Выбрать главу
Не подражай: своеобразен гений И собственным величием велик; Доратов ли, Шекспиров ли двойник, Досаден ты: не любят повторений. С Израилем певцу один закон: Да не творит себе кумира он! Когда тебя, Мицкевич вдохновенный, Я застаю у Байроновых ног, Я думаю: поклонник униже́нный! Восстань, восстань и вспомни: сам ты бог!

Стихотворение вроде бы обращено к Адаму Мицкевичу, у которого в начале 1828 года вышла весьма байроническая поэма «Конрад Валленрод», — но, конечно же, касается каждого поэта. Одновременно это и остережение самого себя от чрезмерного увлечения кумирами, призыв к трезвой самокритичности, к взыскательнейшей точности самовыражения.

По мысли Боратынского, только самобытность в искусстве достойна памяти последующих поколений, а может быть, и вечности. С достоинством и простотой — нагой мыслью и обычным слогом — это высказано в другом тогдашнем стихотворении:

Мой дар убог, и голос мой не громок, Но я живу, и на земли моё Кому-нибудь любезно бытиё: Его найдёт далёкий мой потомок В моих стихах. Как знать? Душа моя Окажется с душой его в сношенье, И, как нашёл я друга в поколенье, Читателя найду в потомстве я.
(1828)

В этом восьмистишии одно лишь слово выдаёт глубокую важность признания:

<…> на земли моё <…>.

Старинный церковнославянский оборот, словно удар в могучий древний колокол, заставляет по-иному звучать стихи: они будто бы наполняются гулом времён. Будничная речь вдруг обнаруживает в себе скрытое торжественное волнение — и звучит уже как заветная клятва об утверждении себя в вечности.

Чуть позже, в 1829 году, Боратынский вновь возвращается к этой теме — и выражает её в точной поэтической формуле, слегка прикрыв чеканный очерк определения тончайшей накидкой провидческой иронии:

Не ослеплён я музою моею: Красавицей её не назовут, И юноши, узрев её, за нею Влюблённою толпой не побегут.

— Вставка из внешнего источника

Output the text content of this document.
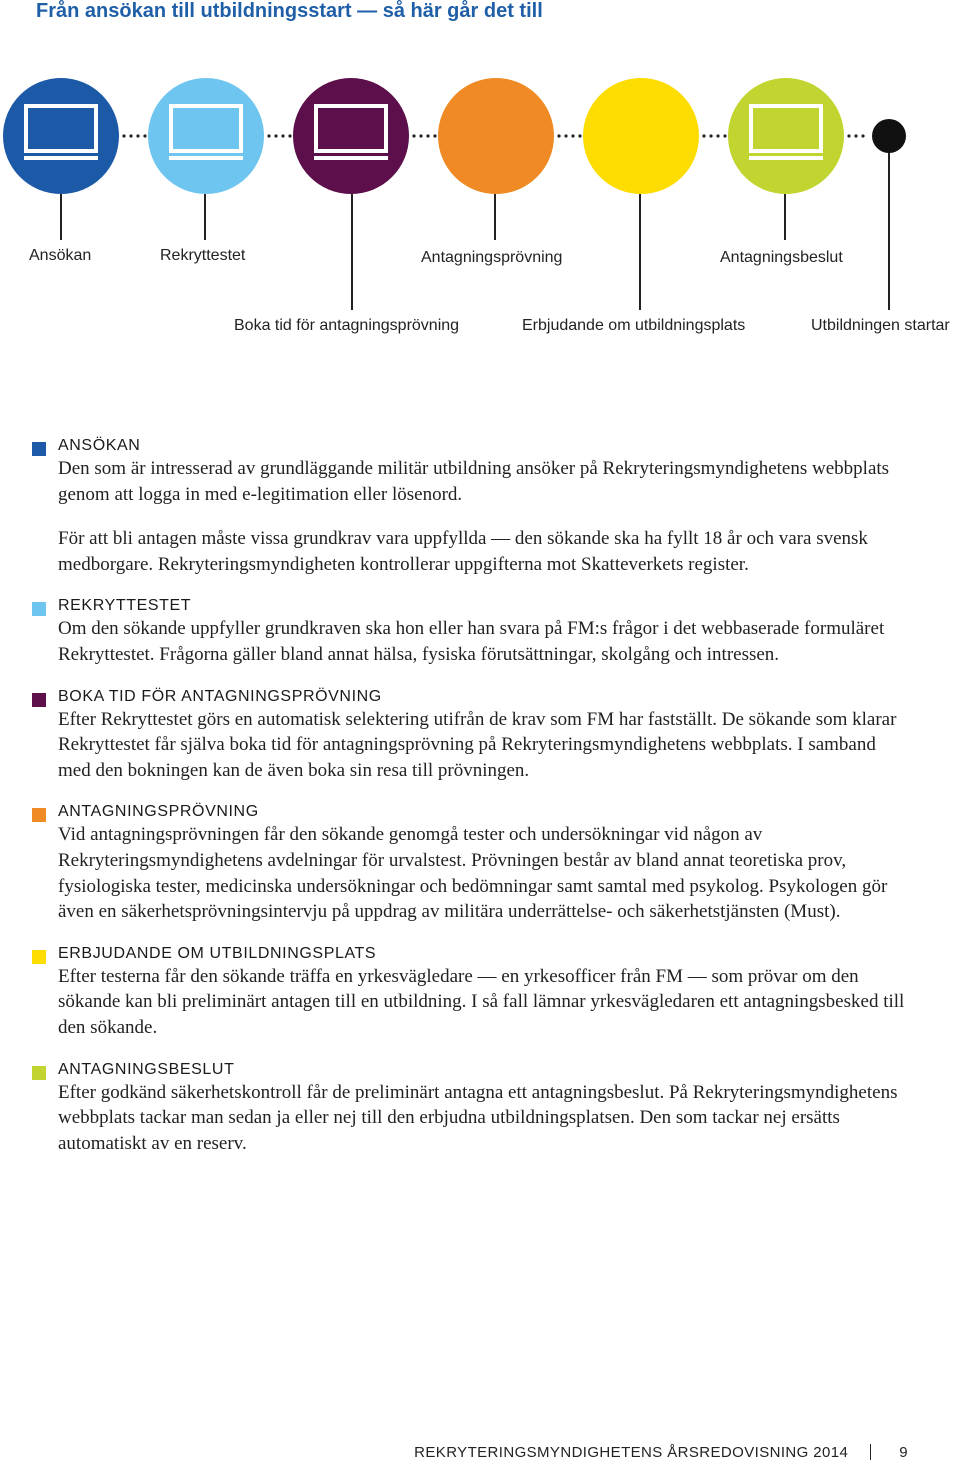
Från ansökan till utbildningsstart — så här går det till
Ansökan	Rekryttestet
Boka tid för antagningsprövning
Antagningsprövning
Erbjudande om utbildningsplats
Antagningsbeslut
Utbildningen startar
ANSÖKAN

Den som är intresserad av grundläggande militär utbildning ansöker på Rekryteringsmyndighetens webbplats genom att logga in med e-legitimation eller lösenord.

För att bli antagen måste vissa grundkrav vara uppfyllda — den sökande ska ha fyllt 18 år och vara svensk medborgare. Rekryteringsmyndigheten kontrollerar uppgifterna mot Skatteverkets register.

REKRYTTESTET

Om den sökande uppfyller grundkraven ska hon eller han svara på FM:s frågor i det webbaserade formuläret Rekryttestet. Frågorna gäller bland annat hälsa, fysiska förutsättningar, skolgång och intressen.

BOKA TID FÖR ANTAGNINGSPRÖVNING

Efter Rekryttestet görs en automatisk selektering utifrån de krav som FM har fastställt. De sökande som klarar Rekryttestet får själva boka tid för antagningsprövning på Rekryteringsmyndighetens webbplats. I samband med den bokningen kan de även boka sin resa till prövningen.

ANTAGNINGSPRÖVNING

Vid antagningsprövningen får den sökande genomgå tester och undersökningar vid någon av Rekryteringsmyndighetens avdelningar för urvalstest. Prövningen består av bland annat teoretiska prov, fysiologiska tester, medicinska undersökningar och bedömningar samt samtal med psykolog. Psykologen gör även en säkerhetsprövningsintervju på uppdrag av militära underrättelse- och säkerhetstjänsten (Must).

ERBJUDANDE OM UTBILDNINGSPLATS

Efter testerna får den sökande träffa en yrkesvägledare — en yrkesofficer från FM — som prövar om den sökande kan bli preliminärt antagen till en utbildning. I så fall lämnar yrkesvägledaren ett antagningsbesked till den sökande.

ANTAGNINGSBESLUT

Efter godkänd säkerhetskontroll får de preliminärt antagna ett antagningsbeslut. På Rekryteringsmyndighetens webbplats tackar man sedan ja eller nej till den erbjudna utbildningsplatsen. Den som tackar nej ersätts automatiskt av en reserv.

REKRYTERINGSMYNDIGHETENS ÅRSREDOVISNING 2014	9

Приманивать изысканным узором, Игрою глаз, блестящим разговором Ни склонности у ней, ни дара нет; Но поражён бывает мельком свет Её лица необщим выраженьем, Её речей спокойной простотой; И он скорей, чем едким осужденьем, Её почтит небрежной похвалой.

И, наконец, своё высшее воплощение в его лирике эта тема нашла в стихотворении «Подражателям» (первоначальное название), написанном, как установили исследователи, до двадцатых чисел ноября 1829 года, а затем доработанном в 1832–1833 годах. Тут уже поэт не говорит — глаголет: стих пылает огнём и пышет гневом той силы, которой отличалась речь древних пророков:

Когда, печалью вдохновенный, Певец печаль свою поёт, Скажите: отзыв умиленный В каком он сердце не найдёт? Кто, вековых проклятий жаден, Дерзнёт осмеивать её? Но для притворства всякий хладен. Плач подражательный досаден, Смешно жеманное вытьё! Не напряжённого мечтанья Огнём услужливым согрет, Постигнул таинства страданья Душемутительный поэт. В борьбе с тяжёлою судьбою Познал он меру вышних сил, Сердечных судорог ценою Он выраженье их купил. И вот нетленными лучами Лик песнопевца окружён И чтим земными племенами, Подобно мученику, он. А ваша муза площадная, Тоской заёмною мечтая Родить участие в сердцах, Подобна нищей развращённой, Молящей лепты незаконной С чужим ребёнком на руках.

Это была пора его поэтического возмужания.

Вся мишура словес пала пред речей спокойной простотой;

пестрота личин — следов былых увлечённостей кумирами — уступила законное место лица необщему выраженью.